Europol has described malware droppers as, “a type of malicious software designed to install other malware onto a target system.” They are deployed at the first stage of an attack to allow a threat actor to bypass security measures and deliver additional harmful programs such as viruses, ransomware and spyware. In Operation Endgame, IcedID, initially categorized as a banking trojan, was further developed to serve other cybercrimes in addition to the theft of financial data. SystemBC facilitated anonymous communication between an infected system and command-and-control servers. Pikabot is a trojan used to gain initial access to infected computers which enables ransomware deployments, remote computer take-over and data theft. Smokeloader was primarily used as a downloader to install additional malicious softwares onto the systems it infects. Bumblebee, distributed mainly by phishing campaigns or compromised websites, was designed to enable the delivery and execution of further payloads on compromised systems. Europol described the operational phases of droppers this way:

• Infiltration: Droppers can enter systems through various channels, such as email attachments and compromised websites. They can also be bundled with legitimate software.

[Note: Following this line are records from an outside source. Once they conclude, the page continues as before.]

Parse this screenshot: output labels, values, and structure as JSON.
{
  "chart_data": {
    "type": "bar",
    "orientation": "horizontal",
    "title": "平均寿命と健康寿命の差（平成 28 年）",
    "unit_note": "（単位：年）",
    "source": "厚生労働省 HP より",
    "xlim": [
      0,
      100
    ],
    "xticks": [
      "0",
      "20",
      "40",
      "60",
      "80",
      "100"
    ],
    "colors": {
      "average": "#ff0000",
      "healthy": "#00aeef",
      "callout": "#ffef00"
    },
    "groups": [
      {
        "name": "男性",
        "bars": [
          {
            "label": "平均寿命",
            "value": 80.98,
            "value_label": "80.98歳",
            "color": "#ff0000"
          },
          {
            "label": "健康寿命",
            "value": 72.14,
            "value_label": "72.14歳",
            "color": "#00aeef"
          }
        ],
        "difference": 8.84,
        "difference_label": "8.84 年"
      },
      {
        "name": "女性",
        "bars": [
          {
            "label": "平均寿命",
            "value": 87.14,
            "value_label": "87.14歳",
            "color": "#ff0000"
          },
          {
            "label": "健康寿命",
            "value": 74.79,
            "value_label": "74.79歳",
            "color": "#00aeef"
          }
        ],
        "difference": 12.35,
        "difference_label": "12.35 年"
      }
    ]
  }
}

• Execution: Once executed, the dropper installs the additional malware onto the victim’s computer. This installation often occurs without the user’s knowledge or consent.
• Evasion: Droppers are designed to avoid detection by security software. They may use methods like obfuscating their code, running in memory without saving to disc, or impersonating legitimate software processes.

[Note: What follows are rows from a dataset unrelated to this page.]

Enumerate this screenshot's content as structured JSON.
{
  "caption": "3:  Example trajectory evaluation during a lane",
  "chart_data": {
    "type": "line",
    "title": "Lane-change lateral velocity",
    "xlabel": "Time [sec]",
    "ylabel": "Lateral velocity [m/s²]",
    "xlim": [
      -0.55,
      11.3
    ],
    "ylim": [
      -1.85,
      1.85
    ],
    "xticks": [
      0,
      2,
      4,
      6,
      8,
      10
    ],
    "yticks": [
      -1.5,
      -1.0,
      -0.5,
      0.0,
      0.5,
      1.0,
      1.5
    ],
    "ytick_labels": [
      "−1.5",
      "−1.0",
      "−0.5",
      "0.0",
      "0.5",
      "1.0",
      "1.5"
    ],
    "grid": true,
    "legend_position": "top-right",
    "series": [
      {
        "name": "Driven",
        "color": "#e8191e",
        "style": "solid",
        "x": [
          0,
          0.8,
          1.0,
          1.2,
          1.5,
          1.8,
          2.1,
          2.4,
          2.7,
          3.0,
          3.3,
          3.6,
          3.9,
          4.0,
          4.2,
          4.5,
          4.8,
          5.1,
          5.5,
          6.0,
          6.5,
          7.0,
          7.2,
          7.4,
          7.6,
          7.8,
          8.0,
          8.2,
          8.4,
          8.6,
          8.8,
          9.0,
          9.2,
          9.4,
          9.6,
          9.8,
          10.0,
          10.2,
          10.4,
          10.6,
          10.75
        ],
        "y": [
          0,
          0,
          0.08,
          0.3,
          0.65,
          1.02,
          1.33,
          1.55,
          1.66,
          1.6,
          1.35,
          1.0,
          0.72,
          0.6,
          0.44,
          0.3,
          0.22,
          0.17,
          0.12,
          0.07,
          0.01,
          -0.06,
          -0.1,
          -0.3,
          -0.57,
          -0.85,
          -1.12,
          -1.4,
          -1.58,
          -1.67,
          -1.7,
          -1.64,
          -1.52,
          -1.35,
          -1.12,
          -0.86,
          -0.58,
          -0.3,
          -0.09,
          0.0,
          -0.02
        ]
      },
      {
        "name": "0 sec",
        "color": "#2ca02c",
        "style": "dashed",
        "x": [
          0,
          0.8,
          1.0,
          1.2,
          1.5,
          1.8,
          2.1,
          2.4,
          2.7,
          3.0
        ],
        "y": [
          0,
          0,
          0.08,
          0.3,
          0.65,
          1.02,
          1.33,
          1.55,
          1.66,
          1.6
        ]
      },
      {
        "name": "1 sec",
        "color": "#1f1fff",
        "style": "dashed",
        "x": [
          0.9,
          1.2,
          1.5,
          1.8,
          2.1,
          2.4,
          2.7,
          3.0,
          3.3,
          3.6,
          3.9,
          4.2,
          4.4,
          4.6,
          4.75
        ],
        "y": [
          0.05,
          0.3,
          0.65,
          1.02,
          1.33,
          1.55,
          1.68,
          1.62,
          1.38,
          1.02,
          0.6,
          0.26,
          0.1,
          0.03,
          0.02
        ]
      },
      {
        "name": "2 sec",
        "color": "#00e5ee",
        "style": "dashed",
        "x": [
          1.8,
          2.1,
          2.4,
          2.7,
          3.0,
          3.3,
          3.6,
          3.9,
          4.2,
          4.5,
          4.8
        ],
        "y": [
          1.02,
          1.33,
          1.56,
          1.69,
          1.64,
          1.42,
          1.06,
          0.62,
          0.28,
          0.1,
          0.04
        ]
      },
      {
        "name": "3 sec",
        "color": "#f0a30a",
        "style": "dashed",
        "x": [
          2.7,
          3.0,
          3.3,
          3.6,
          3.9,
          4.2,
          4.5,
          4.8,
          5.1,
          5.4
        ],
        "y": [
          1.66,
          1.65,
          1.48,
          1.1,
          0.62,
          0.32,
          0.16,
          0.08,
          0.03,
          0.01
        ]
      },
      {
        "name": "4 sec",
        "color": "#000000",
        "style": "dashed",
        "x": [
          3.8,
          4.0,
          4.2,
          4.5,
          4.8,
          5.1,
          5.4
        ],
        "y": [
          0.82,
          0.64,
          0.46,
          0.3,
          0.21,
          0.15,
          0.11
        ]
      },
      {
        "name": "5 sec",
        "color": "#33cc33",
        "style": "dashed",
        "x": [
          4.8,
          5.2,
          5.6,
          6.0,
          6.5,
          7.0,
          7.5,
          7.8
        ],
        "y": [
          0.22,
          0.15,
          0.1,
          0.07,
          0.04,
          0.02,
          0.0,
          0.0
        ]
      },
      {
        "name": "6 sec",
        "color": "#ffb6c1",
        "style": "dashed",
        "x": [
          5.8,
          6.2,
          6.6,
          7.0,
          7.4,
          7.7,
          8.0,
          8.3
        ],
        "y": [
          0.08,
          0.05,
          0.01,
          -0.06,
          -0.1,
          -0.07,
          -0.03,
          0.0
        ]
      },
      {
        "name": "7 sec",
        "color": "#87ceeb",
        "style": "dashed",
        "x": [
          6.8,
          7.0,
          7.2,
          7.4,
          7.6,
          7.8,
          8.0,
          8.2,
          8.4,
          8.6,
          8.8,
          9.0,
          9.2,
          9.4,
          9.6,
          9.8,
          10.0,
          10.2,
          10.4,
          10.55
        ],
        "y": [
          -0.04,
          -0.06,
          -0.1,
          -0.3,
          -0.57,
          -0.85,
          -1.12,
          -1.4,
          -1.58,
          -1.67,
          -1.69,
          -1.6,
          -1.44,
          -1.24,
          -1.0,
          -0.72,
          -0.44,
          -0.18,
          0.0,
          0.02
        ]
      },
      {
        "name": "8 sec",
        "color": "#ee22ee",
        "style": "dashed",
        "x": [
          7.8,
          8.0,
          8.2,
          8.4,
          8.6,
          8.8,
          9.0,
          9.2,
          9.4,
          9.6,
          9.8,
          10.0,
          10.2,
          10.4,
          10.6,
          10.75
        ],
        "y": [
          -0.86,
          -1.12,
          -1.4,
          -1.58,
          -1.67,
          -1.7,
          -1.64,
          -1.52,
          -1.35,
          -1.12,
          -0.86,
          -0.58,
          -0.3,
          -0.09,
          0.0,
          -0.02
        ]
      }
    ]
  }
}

• Payload Delivery: After deploying the additional malware, the dropper may either remain inactive or remove itself to evade detection, leaving the payload to carry out the intended malicious activities.

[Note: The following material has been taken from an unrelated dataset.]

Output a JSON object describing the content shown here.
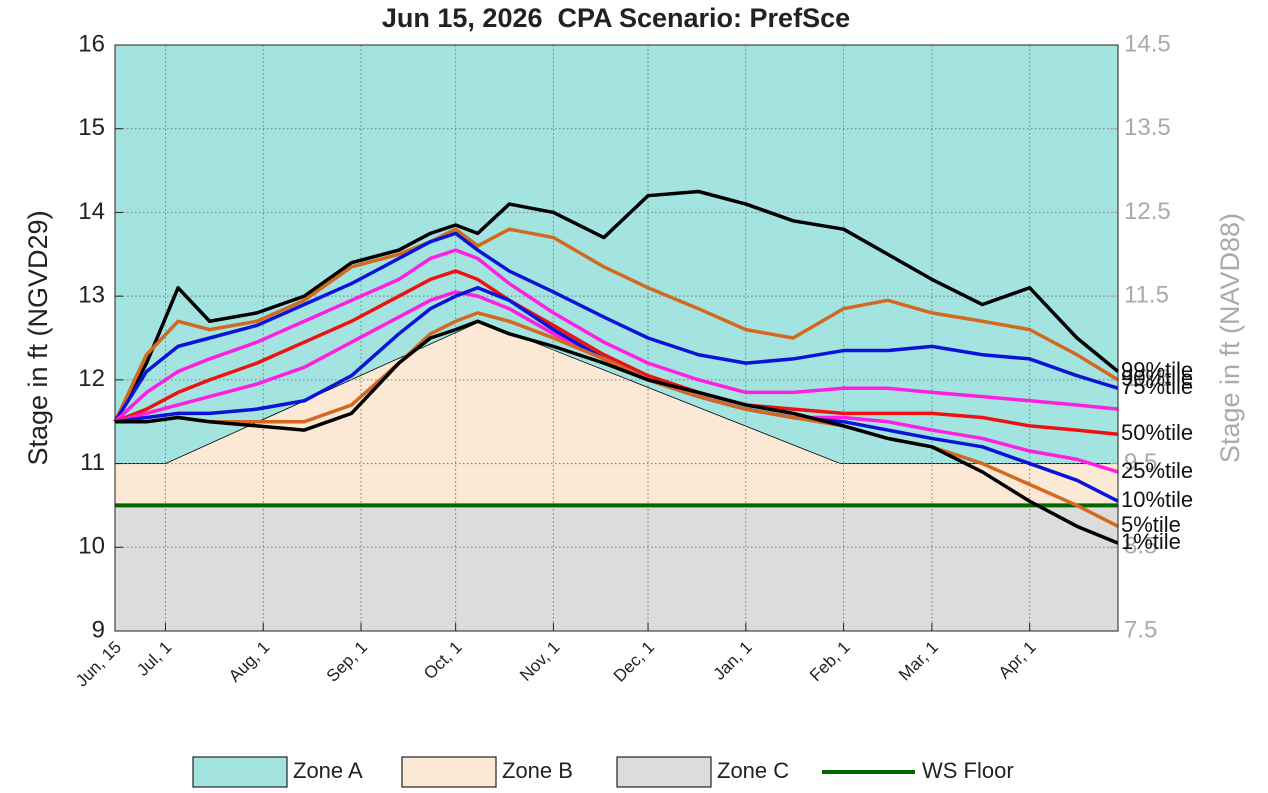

In a post to TechTarget, a dropper is defined as, “a small helper program that facilitates the delivery and installation of malware.” (here) Spammers, for example, use droppers to, “circumvent the signatures that anti-virus programs use to block or quarantine malicious code.” If a dropper’s signature becomes recognized, it’s easier to change the dropper than rewrite the malicious code base. Droppers can be either pesistent or non-persistent. Persistent droppers copy themselves to a hidden file and stay there until they complete the task they’re created for. Non-persistent droppers install malware and then automatically remove themselves. Droppers are often spread by unwitting users who: (a) open an infected email attachment; (b) pick up a drive-by download on an infected website; (c) click on a malicious link in an email or on a website; or, (d) use an infected flash drive.

4. Conclusion

Following the takedowns by Operation Endgame, cybersecurity expert Troy Hunt reported yesterday that 16.5 million email addresses and 13.5 million passwords provided by law enforcement agencies were loaded into Have I Been Pwned, a service that notifies users if their email account or passwords have been compromised. (here and here) In terms of the email addresses, Mr. Hunt advised that 4.5 million had not been seen in previous data breaches already in HIBP. “We found 25k of our own individual subscribers in the corpus of data, plus another 20k domain subscribers which is usually organizations monitoring the exposure of their customers,” Mr. Hunt said. (here) So, what can you do if your data was compromised? Mr. Hunt passed along the “sage old advice” of using strong and unique passwords, turn on two factor authentication everywhere and keep your devices patched. If you find your password in the data – change it everywhere it was used.